Just as we cannot see the seeds of life germinating beneath the frozen ground upon which we walk in winter, we also do not always notice what God is doing in our lives. The breaking down of our egos or the constant deconstruction of vices are necessary pathways for God to do something new in us.
Often, others will see joy in our lives when we actually feel quite downtrodden. It may surprise us when we hear comments like, “You are so close to Jesus” or “I feel so encouraged by the witness of your life.” The reason is that we don’t feel something we relate to the experience of joy. But if we remember that joy is the result of how we choose to live as Christians, then it makes sense how God would choose to use our suffering as an avenue of joyful hope for others who need our testimony.

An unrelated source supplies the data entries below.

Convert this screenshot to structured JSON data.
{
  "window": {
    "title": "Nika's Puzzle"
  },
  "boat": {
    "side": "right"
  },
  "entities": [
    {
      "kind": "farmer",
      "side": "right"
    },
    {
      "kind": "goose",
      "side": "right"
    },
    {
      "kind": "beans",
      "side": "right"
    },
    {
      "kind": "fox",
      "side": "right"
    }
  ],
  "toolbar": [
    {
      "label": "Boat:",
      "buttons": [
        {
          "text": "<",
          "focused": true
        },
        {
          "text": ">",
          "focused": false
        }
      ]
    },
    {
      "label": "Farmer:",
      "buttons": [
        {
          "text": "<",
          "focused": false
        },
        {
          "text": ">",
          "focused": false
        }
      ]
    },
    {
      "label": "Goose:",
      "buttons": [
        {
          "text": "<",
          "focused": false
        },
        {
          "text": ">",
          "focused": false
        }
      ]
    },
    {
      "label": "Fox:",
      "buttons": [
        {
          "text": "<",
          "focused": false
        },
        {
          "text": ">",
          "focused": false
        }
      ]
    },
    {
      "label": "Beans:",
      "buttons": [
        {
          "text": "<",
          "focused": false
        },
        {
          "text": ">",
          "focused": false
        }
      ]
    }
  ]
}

Because of God’s love and mercy, He will grant us periods of consolation, rest, and comfort when we are struggling to move through long stretches of winter desolation. In these instances, we may define these experiences as joy. Our joy is nestled, like the seeds underground, in the virtue of hope. When we are despondent, we can hold fast to the truth and the promise that all things end, just as all things begin.
It is the cycle of life and of everything that has breath – we all have beginnings and endings, periods of growth and decay, activity and rest, life and death. Even desolation, however interminable it may be, will have an ending. And that ending will lead to the something more, the something greater God has in store for us.
That is the ultimate source of our joy – in the hope of what is to come, not necessarily what already is. It is also in discovering the gifts and beauty and wonder of what death can teach us. And in every moment we find ourselves joyful or joy-filled, we may simultaneously feel mournful or wistful. This is the eternal Christian paradox, and if it is well lived, it means that, regardless of what spiritual season we find ourselves living right now, we will bear fruit that will last.